Bioinspired High-Performance Bilayer, pH-Responsive Hydrogel with Superior Adhesive Property

Soft actuators have attracted extensive attention for promising applications in drug delivery, microfluidic switches, artificial muscles and flexible sensors. However, the performance of pH-responsive hydrogel actuators, such as regarding reversible bending property and adhesive property, remains to be improved. In this study, inspired by drosera leaves, we have fabricated high-performance bilayer, pH-responsive poly(acrylamide-acrylic acid-3-acrylamidophenylboronic acid)(P(AAm-AAc-3-AAPBA)) based on the copolymers of AAm, AAc and 3-AAPBA. The pH-sensitive actuators were fabricated by ultraviolet polymerization of the P(AAm-AAc-3-AAPBA) layer as the active actuating layer and the PAAm layer as the auxiliary actuating layer. The effects of pH, glucose concentration and content of 3-AAPBA on bending behavior of P(AAm-AAc-3-AAPBA)/PAAm bilayer actuators were discussed. By tuning the pH of media, the soft actuator could achieve fast and large-amplitude bidirectional bending behaviors.
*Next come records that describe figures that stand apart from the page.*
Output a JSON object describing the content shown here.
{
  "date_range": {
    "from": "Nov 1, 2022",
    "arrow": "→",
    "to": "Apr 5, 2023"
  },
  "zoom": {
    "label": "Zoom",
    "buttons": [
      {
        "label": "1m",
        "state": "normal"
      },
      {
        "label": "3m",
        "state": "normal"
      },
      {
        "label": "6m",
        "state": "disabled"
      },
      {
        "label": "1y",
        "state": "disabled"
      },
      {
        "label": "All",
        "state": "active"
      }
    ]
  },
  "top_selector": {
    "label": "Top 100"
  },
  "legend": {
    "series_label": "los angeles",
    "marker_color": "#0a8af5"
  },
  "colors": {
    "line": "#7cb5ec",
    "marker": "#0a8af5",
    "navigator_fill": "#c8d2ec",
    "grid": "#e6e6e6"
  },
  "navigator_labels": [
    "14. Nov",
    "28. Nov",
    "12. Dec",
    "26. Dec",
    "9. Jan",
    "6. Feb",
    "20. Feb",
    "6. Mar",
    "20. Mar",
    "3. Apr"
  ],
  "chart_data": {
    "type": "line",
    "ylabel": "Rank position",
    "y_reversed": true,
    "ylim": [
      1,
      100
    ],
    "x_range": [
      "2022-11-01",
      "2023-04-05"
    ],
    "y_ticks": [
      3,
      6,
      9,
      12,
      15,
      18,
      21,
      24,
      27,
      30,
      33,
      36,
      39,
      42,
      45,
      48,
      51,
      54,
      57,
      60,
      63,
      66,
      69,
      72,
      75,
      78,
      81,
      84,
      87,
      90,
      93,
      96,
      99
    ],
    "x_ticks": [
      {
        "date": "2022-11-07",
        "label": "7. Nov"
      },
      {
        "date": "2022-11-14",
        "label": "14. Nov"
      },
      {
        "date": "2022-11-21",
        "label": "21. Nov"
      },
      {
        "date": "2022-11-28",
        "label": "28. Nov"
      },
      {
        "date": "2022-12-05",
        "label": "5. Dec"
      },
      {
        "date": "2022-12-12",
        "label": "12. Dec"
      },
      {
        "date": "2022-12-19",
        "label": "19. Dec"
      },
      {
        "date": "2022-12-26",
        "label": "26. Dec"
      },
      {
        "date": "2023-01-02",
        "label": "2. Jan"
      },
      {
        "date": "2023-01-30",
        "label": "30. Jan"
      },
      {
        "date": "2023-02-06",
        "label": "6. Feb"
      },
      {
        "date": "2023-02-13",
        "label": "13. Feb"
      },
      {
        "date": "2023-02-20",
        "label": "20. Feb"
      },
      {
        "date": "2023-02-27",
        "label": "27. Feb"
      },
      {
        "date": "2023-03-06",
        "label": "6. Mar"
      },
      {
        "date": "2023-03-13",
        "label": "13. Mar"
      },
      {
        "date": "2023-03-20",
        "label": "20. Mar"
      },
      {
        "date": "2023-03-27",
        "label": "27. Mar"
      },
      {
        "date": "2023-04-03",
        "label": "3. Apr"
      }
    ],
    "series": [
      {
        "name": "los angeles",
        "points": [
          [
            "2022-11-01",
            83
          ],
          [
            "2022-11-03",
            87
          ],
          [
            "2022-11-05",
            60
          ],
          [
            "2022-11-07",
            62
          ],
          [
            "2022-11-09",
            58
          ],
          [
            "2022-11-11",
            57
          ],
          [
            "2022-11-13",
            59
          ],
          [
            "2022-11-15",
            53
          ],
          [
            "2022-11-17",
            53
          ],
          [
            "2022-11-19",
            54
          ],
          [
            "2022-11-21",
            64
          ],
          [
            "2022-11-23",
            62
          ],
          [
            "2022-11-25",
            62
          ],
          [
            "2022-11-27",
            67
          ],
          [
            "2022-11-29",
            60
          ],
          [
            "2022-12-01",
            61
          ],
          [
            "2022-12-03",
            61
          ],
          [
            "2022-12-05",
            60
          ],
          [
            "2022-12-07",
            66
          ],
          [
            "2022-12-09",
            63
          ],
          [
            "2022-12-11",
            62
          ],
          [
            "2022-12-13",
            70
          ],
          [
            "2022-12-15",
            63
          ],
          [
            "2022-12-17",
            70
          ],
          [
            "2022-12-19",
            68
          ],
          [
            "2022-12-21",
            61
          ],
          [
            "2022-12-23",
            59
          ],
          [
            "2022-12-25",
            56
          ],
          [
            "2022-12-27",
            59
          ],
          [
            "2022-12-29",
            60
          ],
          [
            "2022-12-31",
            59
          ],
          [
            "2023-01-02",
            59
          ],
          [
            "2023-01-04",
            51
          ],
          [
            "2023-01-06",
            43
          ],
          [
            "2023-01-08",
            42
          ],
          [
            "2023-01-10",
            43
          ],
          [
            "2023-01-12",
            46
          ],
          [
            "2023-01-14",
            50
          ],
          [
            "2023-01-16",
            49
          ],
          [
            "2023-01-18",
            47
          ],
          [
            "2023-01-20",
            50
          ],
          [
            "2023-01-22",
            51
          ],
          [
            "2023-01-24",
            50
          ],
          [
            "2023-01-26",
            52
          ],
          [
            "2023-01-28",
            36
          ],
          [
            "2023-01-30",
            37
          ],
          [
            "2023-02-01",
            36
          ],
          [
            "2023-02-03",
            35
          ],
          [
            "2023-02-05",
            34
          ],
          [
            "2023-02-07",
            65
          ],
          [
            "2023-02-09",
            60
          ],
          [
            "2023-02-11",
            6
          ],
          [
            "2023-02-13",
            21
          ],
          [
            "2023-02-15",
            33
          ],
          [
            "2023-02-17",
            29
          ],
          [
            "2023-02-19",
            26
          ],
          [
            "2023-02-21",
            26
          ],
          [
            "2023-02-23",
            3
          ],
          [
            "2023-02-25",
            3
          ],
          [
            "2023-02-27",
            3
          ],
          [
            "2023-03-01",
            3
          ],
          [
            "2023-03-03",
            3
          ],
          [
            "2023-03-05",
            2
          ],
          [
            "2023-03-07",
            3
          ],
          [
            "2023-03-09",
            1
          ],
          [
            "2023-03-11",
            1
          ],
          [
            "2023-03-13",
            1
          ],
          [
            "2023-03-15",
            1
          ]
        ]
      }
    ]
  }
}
The bending orientation and bending degree can be reversibly and precisely adjusted. More importantly, P(AAm-AAc-3-AAPBA) hydrogel shows good adhesive property in polyvinyl alcohol (PVA) solution; thus, complex structures have been fabricated. In addition, the bilayer hydrogel structures have been demonstrated as soft actuators, bionic flowers and bionic manipulators. The proposed pH-responsive bilayer actuator shows great potential for drug delivery and other medical systems.